For Experts

  • Currently not a diagnosis in the DSM or ICD.
  • Potentially psychologically traumatic events that are common among some groups, such as public safety personnel.
  • Critical incidents were thought to involve experiencing unusually strong emotional reactions which have the potential to interfere with responders’ ability to function either at the scene or later and could include “all physical custody (arrests), all vehicle and foot pursuits, all dispatched code responses (emergency), all motor vehicle accidents that require physical work and all calls which present an active threat to life and/or property” (Mitchell, 1983, p. 36).
  • Critical incident” was used to distinguish common exposures in the line of duty from exposures thought more likely to be problematic.

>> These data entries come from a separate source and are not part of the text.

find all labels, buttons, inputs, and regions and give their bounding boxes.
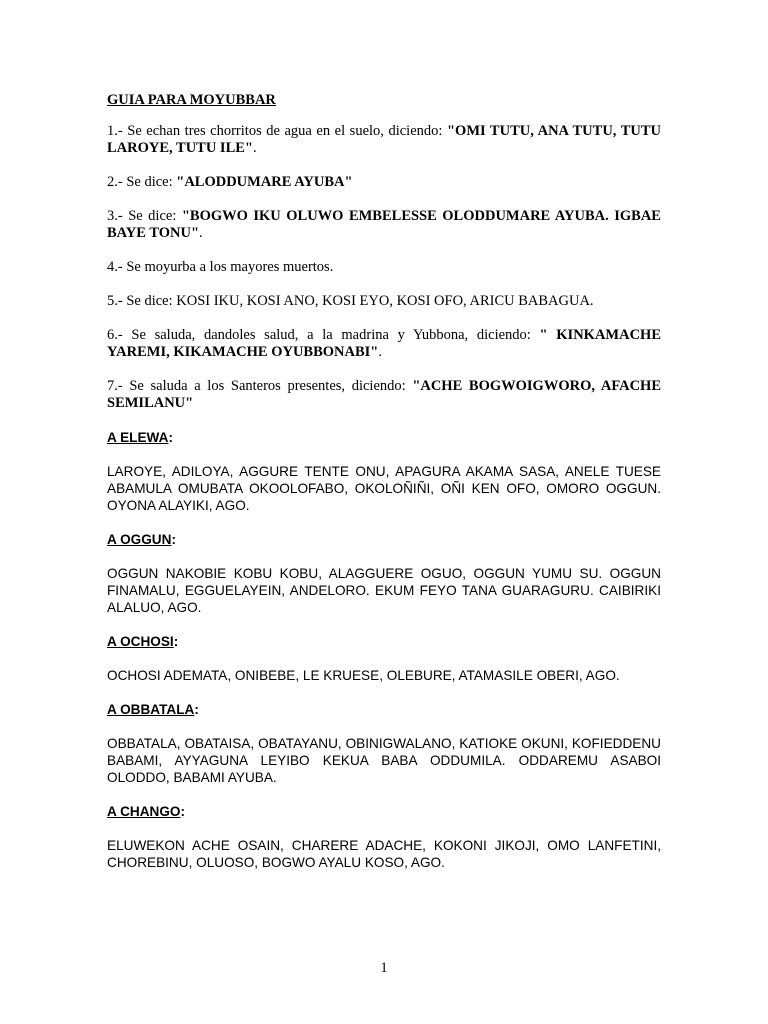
section-text-obbatala: OBBATALA, OBATAISA, OBATAYANU, OBINIGWALANO, KATIOKE OKUNI, KOFIEDDENU BABAMI, AYYAGUNA LEYIBO KEKUA BABA ODDUMILA. ODDAREMU ASABOI OLODDO, BABAMI AYUBA. bbox=[107, 736, 661, 785]
section-heading-obbatala-colon: : bbox=[194, 702, 199, 717]
section-text-oggun: OGGUN NAKOBIE KOBU KOBU, ALAGGUERE OGUO, OGGUN YUMU SU. OGGUN FINAMALU, EGGUELAYEIN, ANDELORO. EKUM FEYO TANA GUARAGURU. CAIBIRIKI ALALUO, AGO. bbox=[107, 566, 661, 615]
step-1-text: 1.- Se echan tres chorritos de agua en el suelo, diciendo: bbox=[107, 123, 447, 139]
section-heading-elewa-label: A ELEWA bbox=[107, 430, 169, 445]
step-3-text: 3.- Se dice: bbox=[107, 208, 182, 224]
section-heading-chango-colon: : bbox=[180, 804, 186, 819]
section-text-chango: ELUWEKON ACHE OSAIN, CHARERE ADACHE, KOKONI JIKOJI, OMO LANFETINI, CHOREBINU, OLUOSO, BOGWO AYALU KOSO, AGO. bbox=[107, 838, 661, 870]
step-7-invocation: "ACHE BOGWOIGWORO, AFACHE SEMILANU" bbox=[107, 378, 661, 411]
step-6-suffix: . bbox=[378, 344, 382, 360]
document-title: GUIA PARA MOYUBBAR bbox=[107, 92, 276, 108]
step-1-suffix: . bbox=[252, 140, 257, 156]
step-3-invocation: "BOGWO IKU OLUWO EMBELESSE OLODDUMARE AYUBA. IGBAE BAYE TONU" bbox=[107, 208, 661, 241]
step-6-invocation: " KINKAMACHE YAREMI, KIKAMACHE OYUBBONABI" bbox=[107, 327, 661, 360]
section-heading-obbatala-label: A OBBATALA bbox=[107, 702, 195, 717]
section-heading-obbatala bbox=[107, 701, 661, 718]
step-7 bbox=[107, 378, 661, 412]
page-number: 1 bbox=[380, 960, 388, 976]
step-2 bbox=[107, 174, 661, 191]
section-heading-ochosi bbox=[107, 633, 661, 650]
step-7-text: 7.- Se saluda a los Santeros presentes, diciendo: bbox=[107, 378, 413, 394]
step-6-text: 6.- Se saluda, dandoles salud, a la madrina y Yubbona, diciendo: bbox=[107, 327, 540, 343]
step-4: 4.- Se moyurba a los mayores muertos. bbox=[107, 259, 334, 275]
step-2-invocation: "ALODDUMARE AYUBA" bbox=[176, 174, 353, 190]
step-5: 5.- Se dice: KOSI IKU, KOSI ANO, KOSI EYO, KOSI OFO, ARICU BABAGUA. bbox=[107, 293, 594, 309]
section-text-elewa: LAROYE, ADILOYA, AGGURE TENTE ONU, APAGURA AKAMA SASA, ANELE TUESE ABAMULA OMUBATA OKOOLOFABO, OKOLOÑIÑI, OÑI KEN OFO, OMORO OGGUN. OYONA ALAYIKI, AGO. bbox=[107, 464, 661, 513]
step-1 bbox=[107, 123, 661, 157]
section-heading-oggun-label: A OGGUN bbox=[107, 532, 172, 547]
section-heading-ochosi-colon: : bbox=[173, 634, 179, 649]
section-heading-chango-label: A CHANGO bbox=[107, 804, 181, 819]
step-6 bbox=[107, 327, 661, 361]
step-1-invocation: "OMI TUTU, ANA TUTU, TUTU LAROYE, TUTU ILE" bbox=[107, 123, 661, 156]
step-3 bbox=[107, 208, 661, 242]
step-3-suffix: . bbox=[199, 225, 203, 241]
section-text-ochosi: OCHOSI ADEMATA, ONIBEBE, LE KRUESE, OLEBURE, ATAMASILE OBERI, AGO. bbox=[107, 668, 620, 683]
section-heading-elewa-colon: : bbox=[168, 430, 173, 445]
step-2-text: 2.- Se dice: bbox=[107, 174, 177, 190]
section-heading-oggun-colon: : bbox=[171, 532, 176, 547]
section-heading-chango bbox=[107, 803, 661, 820]
section-heading-elewa bbox=[107, 429, 661, 446]
section-heading-oggun bbox=[107, 531, 661, 548]
section-heading-ochosi-label: A OCHOSI bbox=[107, 634, 174, 649]
document-body bbox=[107, 92, 661, 888]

  • Available research suggests that individual perceptions, rather than a specific subset of potentially psychologically traumatic events, may be key determinants of whether a potentially psychologically traumatic exposure becomes problematic.

For General Public

  • Currently not a diagnosis in the DSM or ICD.

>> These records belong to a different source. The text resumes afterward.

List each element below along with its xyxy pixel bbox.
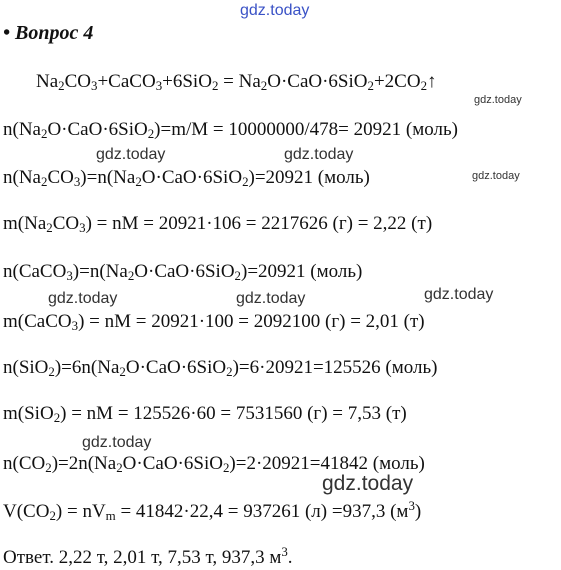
- watermark: gdz.today: [474, 94, 522, 106]
- solution-line-9: $V(CO_2) = nV_m = 41842\cdot 22,4 = 937261$ (л) =937,3 $(м^3)$: [3, 497, 422, 524]
- solution-line-3: $m(Na_2CO_3)$ = nM = 20921·106 = 2217626 (г) = 2,22 (т): [3, 213, 433, 236]
- solution-line-8: $n(CO_2)=2n(Na_2O\cdot CaO\cdot 6SiO_2)=2\cdot 20921=41842$ (моль): [3, 453, 425, 476]
- solution-line-4: $n(CaCO_3)=n(Na_2O\cdot CaO\cdot 6SiO_2)=20921$ (моль): [3, 261, 363, 284]
- watermark: gdz.today: [284, 146, 354, 163]
- watermark: gdz.today: [82, 434, 152, 451]
- solution-line-5: m(CaCO$_3$) = nM = 20921·100 = 2092100 (г) = 2,01 (т): [3, 311, 425, 334]
- watermark: gdz.today: [472, 170, 520, 182]
- solution-line-7: m(SiO$_2$) = nM = 125526·60 = 7531560 (г) = 7,53 (т): [3, 403, 407, 426]
- watermark: gdz.today: [240, 2, 310, 19]
- solution-line-2: $n(Na_2CO_3)=n(Na_2O\cdot CaO\cdot 6SiO_2)=20921$ (моль): [3, 167, 370, 190]
- solution-line-1: $n(Na_2O\cdot CaO\cdot 6SiO_2)=m/M = 10000000/478= 20921$ (моль): [3, 119, 458, 142]
- watermark: gdz.today: [96, 146, 166, 163]
- watermark: gdz.today: [322, 472, 414, 495]
- solution-line-6: $n(SiO_2)=6n(Na_2O\cdot CaO\cdot 6SiO_2)=6\cdot 20921=125526$ (моль): [3, 357, 438, 380]
- question-heading: • Вопрос 4: [3, 22, 94, 44]
- answer-line: Ответ. 2,22 т, 2,01 т, 7,53 т, 937,3 $м^3$.: [3, 543, 293, 568]
- watermark: gdz.today: [236, 290, 306, 307]
- reaction-equation: $Na_2CO_3+CaCO_3+6SiO_2$ = $Na_2O\cdot CaO\cdot 6SiO_2+2CO_2↑$: [36, 71, 437, 94]
- watermark: gdz.today: [424, 286, 494, 303]
- watermark: gdz.today: [48, 290, 118, 307]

  • Potentially psychologically traumatic events that may be commonly experienced by public safety personnel, but that may nonetheless evoke unusually strong emotional reactions.
  • May occur when a person is overwhelmed by the scope, severity, personal connection, or extent of exposure to a given potentially psychologically traumatic event.
  • Often mistakenly used interchangeably with psychologically traumatic event or trauma.